Sunday, April 17, 2011

Shame, Embarrassment, Resilience, Teaching Dance

How do you feel about your dancing? If you’re a dance teacher, what is the attitude and feeling in your lessons? If you’re a student what’s the attitude and feeling in the lessons you take?

It’s a learning environment. Students (and teachers) are learning to do something differently that what they were doing before. You’re going to do things wrong, you’re going to make mistakes, you’re going to learn different things to do, you’re going to do things that might be difficult to do. But should you feel embarrassed when you do? Should you feel ashamed when you do? Probably you will at some point.

For some people it will be more extreme for some it will be less. Some teachers will try to over protect their students and some will be just the opposite. Both extremes can be bad for the students if it continues. The best teachers will switch, and soothe when it’s needed and just be direct (which at times can seem kind of harsh) when they need to. Over time we can get to a point of more resilience for the students and more compassion for the teacher (and more compassion for ourselves).

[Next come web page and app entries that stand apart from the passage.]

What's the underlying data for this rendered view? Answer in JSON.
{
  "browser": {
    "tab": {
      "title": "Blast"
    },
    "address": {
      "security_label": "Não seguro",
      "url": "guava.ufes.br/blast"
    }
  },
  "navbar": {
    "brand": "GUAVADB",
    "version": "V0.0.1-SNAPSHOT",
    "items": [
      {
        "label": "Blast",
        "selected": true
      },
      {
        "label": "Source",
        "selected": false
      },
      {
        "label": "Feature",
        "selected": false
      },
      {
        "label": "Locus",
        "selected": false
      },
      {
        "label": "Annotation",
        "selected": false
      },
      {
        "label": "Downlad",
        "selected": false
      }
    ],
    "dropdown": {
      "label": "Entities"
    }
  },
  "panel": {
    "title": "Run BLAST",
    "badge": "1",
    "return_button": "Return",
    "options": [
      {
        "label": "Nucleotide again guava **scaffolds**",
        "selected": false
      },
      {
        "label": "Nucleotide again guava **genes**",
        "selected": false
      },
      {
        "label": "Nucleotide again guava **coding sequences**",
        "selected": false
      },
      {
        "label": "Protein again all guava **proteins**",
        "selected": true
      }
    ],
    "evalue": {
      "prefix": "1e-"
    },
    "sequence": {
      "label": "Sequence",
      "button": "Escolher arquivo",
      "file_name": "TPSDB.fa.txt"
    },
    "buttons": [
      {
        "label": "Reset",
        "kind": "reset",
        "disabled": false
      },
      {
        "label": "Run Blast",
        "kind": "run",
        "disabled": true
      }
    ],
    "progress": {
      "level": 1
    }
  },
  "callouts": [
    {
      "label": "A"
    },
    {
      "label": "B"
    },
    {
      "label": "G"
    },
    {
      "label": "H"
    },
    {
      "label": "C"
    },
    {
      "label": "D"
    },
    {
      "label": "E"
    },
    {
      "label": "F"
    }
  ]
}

Being direct and honest is a lot different than specifically trying to shame or embarrass someone. If people are specifically trying to shame or embarrass you, don’t just walk, run!!! If you get trapped into the situation of being embarrassed about what you do dance-wise you won’t feel like expressing yourself. And we want more unique individual people out there, not more robots! (the robot apocalypse is already here and it’s us!)

The Steps

Too often the syllabus is taught as a strict set of rules. But it not really. It’s just a guide about levels and order of teaching the steps. “The Technique of Ballroom Dancing” is not the technique of dancing – it’s the technique of teaching dancing. It won’t teach you to express or move more efficiently or move more gracefully. Teaching the syllabus is not teaching how to dance. It’s not teaching dance. It’s just teaching steps.

Vulnerability

Don’t get overly soft. Don’t baby your students, don’t seek out teachers that are overly nice (don’t seek out ones that are overly harsh either). That feeling of vulnerability in learning dance is important. Standing in front of an audience with that kind of vulnerability takes courage.

The teaching cycle of doing things “right” and working to get better. Or even just thinking that there is a “right” way of doing things creates this cycle of shame and avoidance. Dancers become more disconnected from their audience from themselves and their emotions.

When dancers can get out on the floor and show vulnerability, relax their bodies and let their own natural emotions out they can get the best presence on the floor. It can be magnetic, magic, and incredible. When dancers try to do the “right” thing, force their actions and close themselves off, they come of unauthentic, unfriendly.

When people come to see you dance no one ever comes to see people dance “right” or how correct they can do something. People want to see the extra-ordinary not the ordinary. Take chances, express your feelings, take risks, be unique! Do the steps your way.